SHAP is one method of many that shines light into these models, whether we’re selecting tasting descriptors or guiding real-world policy. The stakes may differ, but as data practitioners, the responsibility to understand and interrogate our models remains.
This project demonstrated that multiple modeling strategies—ranging from statistical machine learning methods to deep learning—can effectively predict wine review probabilities. While models like LightGBM remained powerful and interpretable, our exploration of a Feedforward Neural Network (FNN) added value by offering a more flexible, non-linear approach to capturing interactions between engineered climate features and varietal encodings.
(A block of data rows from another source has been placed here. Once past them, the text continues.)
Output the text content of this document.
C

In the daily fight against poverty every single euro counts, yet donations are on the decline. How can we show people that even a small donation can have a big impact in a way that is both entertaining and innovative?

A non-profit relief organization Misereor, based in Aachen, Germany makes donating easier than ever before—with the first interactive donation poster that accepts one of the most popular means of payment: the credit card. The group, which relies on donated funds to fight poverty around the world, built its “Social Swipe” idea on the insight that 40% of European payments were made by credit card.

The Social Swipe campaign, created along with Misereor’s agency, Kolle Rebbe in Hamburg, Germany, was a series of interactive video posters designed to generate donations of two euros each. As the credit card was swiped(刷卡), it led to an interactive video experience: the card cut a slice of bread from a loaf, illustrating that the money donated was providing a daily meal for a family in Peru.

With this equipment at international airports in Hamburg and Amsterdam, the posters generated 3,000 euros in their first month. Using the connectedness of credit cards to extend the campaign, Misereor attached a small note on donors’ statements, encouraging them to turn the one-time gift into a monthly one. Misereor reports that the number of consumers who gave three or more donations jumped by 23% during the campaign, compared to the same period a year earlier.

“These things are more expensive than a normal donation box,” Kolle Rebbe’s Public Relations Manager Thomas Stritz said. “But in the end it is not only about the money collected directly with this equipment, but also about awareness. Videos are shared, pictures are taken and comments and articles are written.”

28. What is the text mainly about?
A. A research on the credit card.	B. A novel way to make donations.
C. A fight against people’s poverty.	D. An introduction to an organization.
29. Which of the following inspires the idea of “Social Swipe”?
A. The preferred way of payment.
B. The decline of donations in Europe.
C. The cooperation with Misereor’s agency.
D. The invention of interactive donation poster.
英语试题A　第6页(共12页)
With the transformer encoder, we were able to leverage the power of embeddings and attention, which elevated model performance by capturing complex relationships and adaptively learning to connect the data to the wine tasting notes.
In addition to implementing these models, we employed several statistical and empirical techniques to develop new features, assess feature importance, select the number of factors and clusters, and analyze them using traditional methods to ensure efficacy, interpretability, and robustness of the input data.
Through SHAP, we were able to dissect individual predictions and visualize how aggregated inputs—such as rainfall frequency and varietal embeddings—contributed to specific tasting note probabilities. These results reinforce the importance of thoughtful data preparation and confirm that both modern deep learning models and traditional methods can offer meaningful, interpretable insights when paired with explainable AI techniques.